I was thumbing through a “toddlers bible” this morning.
There was a page dedicated to the story of Noah’s Ark. One half of the page contained a picture of several smiling, happy animals and a few smiling happy humans, in a big, fun boat, all having just a great old time sailing the deep blue sea on a sunny happy day. I don’t recall the exact wording of the text, but it was basically an accurate retelling of the Biblical version in about seven or eight toddler-level sentences.
Here’s the problem. The story is clearly not a happy story. It wasn’t, as the picture seemed to portray, a case of cute cuddly animals and happy humans on a neat-o sailing adventure. Indeed, I think to frame the story that way, even for kids, is to do real violence to the story itself.
But what about the story itself? If the version cleaned up for kids is a travesty, still, the impulse to clean it up is rightly felt. For the story as it actually is told in the Bible is absolutely not kid friendly.
Everyone in the world, with a tiny set of exceptions, was killed, violently drowned. This is not to mention the animal life. This is not just scary, it’s horrific, and it’s hard for me to understand how I could present this story to a kid with any honesty or completeness.
What makes it worse is the fact that the one directing all this destruction is supposed to be one of the main protagonists of the story–and of the biblical tradition in general–I mean, of course, God. Why does this make it worse? I have always maintained to my kid (3.5 years old) that what you do with “bad guys”* is you put them in jail so they can’t hurt anyone, and you do whatever you can to help them turn into “good guys” if they want to. But this is pretty much the opposite of what God does in this story (and plenty others). The “bad guys” get killed, simple as that. All of them, all at once.

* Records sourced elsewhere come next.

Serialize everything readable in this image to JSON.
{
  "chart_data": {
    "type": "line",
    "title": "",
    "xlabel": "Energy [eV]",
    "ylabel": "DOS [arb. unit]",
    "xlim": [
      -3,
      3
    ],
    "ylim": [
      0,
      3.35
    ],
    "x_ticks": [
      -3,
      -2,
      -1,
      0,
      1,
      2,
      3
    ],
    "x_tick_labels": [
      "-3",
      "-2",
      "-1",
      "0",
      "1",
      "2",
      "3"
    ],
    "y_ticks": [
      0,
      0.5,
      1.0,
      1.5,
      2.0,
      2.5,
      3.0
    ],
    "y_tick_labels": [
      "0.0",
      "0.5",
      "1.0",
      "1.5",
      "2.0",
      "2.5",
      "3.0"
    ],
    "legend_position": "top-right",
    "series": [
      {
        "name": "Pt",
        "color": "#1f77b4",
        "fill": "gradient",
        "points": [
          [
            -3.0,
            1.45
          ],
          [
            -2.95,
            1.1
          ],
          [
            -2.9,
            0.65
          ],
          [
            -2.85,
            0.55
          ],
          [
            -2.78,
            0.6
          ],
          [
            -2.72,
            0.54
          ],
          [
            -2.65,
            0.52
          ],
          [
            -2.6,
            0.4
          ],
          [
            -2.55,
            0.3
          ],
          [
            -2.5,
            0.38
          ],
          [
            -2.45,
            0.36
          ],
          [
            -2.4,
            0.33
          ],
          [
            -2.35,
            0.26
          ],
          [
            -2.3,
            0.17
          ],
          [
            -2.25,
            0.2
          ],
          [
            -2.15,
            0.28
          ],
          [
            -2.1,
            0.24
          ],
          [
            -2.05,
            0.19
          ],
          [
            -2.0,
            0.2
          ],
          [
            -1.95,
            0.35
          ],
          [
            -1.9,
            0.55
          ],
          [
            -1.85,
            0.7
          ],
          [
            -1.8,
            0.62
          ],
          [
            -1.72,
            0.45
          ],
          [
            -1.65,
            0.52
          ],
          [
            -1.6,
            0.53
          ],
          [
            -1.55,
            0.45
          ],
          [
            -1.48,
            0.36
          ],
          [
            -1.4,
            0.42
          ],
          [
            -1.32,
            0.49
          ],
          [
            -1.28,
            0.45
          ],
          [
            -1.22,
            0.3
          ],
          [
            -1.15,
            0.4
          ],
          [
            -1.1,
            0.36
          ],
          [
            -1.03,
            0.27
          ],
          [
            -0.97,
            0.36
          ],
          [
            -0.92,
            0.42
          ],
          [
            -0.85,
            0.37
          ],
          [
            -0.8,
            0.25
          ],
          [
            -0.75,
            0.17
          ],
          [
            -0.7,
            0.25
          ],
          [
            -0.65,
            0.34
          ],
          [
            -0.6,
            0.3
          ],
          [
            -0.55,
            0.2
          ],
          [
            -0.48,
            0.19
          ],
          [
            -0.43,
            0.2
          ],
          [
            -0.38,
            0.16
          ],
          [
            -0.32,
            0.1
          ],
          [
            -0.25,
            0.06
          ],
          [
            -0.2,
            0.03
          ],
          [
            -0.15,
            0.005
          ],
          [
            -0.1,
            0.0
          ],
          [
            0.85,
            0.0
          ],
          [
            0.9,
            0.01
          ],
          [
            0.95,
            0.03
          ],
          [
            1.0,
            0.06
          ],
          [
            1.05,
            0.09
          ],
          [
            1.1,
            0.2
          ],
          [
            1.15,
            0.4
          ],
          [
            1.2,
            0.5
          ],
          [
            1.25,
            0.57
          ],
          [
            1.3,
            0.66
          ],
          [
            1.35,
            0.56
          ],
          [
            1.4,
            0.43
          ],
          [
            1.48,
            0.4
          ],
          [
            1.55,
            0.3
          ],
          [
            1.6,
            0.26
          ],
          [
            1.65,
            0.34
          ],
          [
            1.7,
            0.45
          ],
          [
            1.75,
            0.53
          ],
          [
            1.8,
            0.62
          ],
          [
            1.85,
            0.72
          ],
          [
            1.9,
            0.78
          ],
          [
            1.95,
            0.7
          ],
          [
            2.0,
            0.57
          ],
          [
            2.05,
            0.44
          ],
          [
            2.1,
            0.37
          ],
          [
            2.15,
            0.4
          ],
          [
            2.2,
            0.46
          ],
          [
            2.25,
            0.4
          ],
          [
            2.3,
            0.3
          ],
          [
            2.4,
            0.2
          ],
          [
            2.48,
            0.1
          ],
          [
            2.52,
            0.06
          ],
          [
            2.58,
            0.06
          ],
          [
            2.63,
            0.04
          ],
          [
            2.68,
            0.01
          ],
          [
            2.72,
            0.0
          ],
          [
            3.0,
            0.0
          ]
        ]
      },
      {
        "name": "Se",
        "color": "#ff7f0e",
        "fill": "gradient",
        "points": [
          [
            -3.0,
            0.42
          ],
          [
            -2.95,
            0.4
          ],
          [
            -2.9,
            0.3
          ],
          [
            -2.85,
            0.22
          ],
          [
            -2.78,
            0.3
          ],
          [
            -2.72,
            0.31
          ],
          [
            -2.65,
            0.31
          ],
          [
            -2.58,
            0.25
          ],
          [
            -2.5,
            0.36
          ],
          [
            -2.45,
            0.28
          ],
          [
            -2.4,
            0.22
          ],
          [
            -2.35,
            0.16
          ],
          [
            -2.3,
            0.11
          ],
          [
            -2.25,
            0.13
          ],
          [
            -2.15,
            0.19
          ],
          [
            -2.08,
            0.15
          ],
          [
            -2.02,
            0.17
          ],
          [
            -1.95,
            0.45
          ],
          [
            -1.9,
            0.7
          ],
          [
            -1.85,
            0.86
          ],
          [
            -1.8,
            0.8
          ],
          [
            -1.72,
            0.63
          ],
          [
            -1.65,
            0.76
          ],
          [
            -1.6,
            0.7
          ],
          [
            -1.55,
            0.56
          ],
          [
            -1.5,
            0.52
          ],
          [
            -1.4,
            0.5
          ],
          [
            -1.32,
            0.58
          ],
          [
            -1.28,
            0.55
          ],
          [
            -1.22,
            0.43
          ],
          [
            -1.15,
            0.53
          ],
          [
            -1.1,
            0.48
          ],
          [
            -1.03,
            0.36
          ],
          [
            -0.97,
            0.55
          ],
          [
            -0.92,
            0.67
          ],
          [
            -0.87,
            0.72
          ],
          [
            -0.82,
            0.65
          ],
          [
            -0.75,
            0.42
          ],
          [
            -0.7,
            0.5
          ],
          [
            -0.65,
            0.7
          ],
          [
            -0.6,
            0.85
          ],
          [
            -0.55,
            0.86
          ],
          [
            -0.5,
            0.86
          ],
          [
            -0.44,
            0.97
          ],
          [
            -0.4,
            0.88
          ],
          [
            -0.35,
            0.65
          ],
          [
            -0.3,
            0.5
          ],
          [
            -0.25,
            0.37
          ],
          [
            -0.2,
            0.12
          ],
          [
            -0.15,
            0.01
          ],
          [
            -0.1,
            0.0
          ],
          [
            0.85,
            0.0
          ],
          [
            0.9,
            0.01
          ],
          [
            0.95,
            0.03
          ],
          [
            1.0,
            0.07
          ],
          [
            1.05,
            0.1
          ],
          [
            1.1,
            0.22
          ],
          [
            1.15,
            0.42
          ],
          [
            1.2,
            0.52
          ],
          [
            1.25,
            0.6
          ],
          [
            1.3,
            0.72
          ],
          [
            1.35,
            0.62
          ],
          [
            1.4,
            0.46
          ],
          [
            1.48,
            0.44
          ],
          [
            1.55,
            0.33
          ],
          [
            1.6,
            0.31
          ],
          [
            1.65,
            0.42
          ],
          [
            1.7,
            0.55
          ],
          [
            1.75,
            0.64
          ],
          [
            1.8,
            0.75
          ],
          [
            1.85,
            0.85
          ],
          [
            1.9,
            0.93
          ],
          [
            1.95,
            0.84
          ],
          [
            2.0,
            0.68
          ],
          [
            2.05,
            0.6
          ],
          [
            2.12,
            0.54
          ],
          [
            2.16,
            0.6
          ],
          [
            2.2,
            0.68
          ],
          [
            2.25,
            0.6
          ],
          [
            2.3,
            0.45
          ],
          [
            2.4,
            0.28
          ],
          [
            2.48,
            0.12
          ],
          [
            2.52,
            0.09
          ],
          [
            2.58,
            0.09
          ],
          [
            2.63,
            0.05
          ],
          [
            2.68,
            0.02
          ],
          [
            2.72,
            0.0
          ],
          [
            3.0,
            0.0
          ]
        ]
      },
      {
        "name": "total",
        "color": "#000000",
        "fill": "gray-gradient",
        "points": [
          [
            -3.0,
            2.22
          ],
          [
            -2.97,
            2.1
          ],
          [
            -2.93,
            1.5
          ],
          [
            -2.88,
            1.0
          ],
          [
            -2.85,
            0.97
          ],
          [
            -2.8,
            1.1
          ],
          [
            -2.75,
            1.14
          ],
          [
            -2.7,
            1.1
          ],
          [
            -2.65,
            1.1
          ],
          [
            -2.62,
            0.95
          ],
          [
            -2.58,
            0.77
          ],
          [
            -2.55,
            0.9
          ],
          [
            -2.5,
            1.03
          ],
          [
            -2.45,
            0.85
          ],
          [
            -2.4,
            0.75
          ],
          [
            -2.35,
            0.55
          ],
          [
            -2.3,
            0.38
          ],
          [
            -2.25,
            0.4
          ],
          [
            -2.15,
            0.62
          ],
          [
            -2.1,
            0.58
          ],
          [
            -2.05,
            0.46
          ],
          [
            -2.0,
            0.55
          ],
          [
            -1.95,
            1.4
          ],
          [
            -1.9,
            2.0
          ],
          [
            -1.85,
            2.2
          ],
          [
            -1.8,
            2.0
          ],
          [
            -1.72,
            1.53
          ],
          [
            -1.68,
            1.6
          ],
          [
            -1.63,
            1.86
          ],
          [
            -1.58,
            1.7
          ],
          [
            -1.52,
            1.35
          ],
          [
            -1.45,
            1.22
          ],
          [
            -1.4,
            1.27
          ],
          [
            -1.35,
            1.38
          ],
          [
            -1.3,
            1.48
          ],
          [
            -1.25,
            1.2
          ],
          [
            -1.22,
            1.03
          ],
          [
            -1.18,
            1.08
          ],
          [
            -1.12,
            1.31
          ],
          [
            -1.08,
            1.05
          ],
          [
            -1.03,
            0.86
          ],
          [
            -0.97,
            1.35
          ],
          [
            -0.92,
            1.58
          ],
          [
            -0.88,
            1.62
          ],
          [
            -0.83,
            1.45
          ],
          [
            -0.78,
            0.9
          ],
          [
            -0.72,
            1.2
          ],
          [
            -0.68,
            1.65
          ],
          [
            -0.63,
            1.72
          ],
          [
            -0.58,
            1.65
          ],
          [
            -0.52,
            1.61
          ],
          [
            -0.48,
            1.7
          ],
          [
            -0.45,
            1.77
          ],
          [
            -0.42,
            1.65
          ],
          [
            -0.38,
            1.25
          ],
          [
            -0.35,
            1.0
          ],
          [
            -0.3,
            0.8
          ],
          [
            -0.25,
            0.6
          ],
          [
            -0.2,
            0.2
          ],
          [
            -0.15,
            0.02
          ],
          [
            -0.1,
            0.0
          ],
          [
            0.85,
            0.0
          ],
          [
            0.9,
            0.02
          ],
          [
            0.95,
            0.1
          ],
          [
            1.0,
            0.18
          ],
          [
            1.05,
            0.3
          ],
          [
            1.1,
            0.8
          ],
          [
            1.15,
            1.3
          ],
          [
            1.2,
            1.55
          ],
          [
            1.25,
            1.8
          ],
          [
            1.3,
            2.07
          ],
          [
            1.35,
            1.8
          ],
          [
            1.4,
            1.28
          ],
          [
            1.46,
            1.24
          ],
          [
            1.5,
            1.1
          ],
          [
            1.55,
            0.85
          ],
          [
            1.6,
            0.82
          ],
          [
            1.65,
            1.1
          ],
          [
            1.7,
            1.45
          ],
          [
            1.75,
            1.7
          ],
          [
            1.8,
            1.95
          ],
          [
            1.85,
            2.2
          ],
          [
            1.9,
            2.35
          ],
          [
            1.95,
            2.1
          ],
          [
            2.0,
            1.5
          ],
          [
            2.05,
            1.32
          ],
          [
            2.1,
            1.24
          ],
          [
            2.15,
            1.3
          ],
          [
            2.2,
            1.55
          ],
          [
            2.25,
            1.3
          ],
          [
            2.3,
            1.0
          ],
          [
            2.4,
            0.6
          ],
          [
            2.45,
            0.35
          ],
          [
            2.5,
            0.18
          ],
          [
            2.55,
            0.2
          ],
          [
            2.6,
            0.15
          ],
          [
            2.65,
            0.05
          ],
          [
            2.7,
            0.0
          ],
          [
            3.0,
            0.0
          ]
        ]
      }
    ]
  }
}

So here’s the dilemma with this particular story. I could sort of clean it up–but this would seem to require completely missing the point of the story. (For the point of the story involves essentially the horrible nature of the events portrayed.) But if I don’t clean it up, then it is practically impossible to make any moral sense of the story.
I think it is practically impossible to make any moral sense of the story, even for adults–and I think that is part of the value of the story. The Christian must ask himself some very difficult questions in response to this story, and wrestling with them is sure to lead to moral insight, but never to a “moral of the story.”
But can such difficulties be worked through by a three year old, in even a rudimentary sense? I don’t have the impression that this can be so.
Should one just refrain from relaying these tales til the kid is in, say, the eight or nine year old range? (Depending widely on the kid and the parents’ situation.)
Should one tell the story straightforwardly, and let the kid be decieved into thinking he knows some simple “moral of the story”, until one day several years later he learns to grow past the simple moral aphorisms he learns at his elders’ knees?
Should one not worry so much and just tell the standard cleaned-up version, again letting the kid come to his own realizations many years later?
Should one take stories like this as an opportunity to gleefully mess with his kids’ minds?
Some of you are wondering “why tell the story at all?” Some because they think the stories aren’t worth telling, and others because they think it’s clear I wouldn’t be telling the story in a good Evangelical Christian spirit and so shouldn’t feel tempted to bother. The reason I would tell my kid stories from the bible is that it was an important part of my own upbringing and growth in moral and even philosophical understanding, and I think it would be good if the language my kid uses for such growth has something in common with the language I grew up with. So we can communicate, and so I can better end up imparting whatever kind of wisdom there is in me to impart.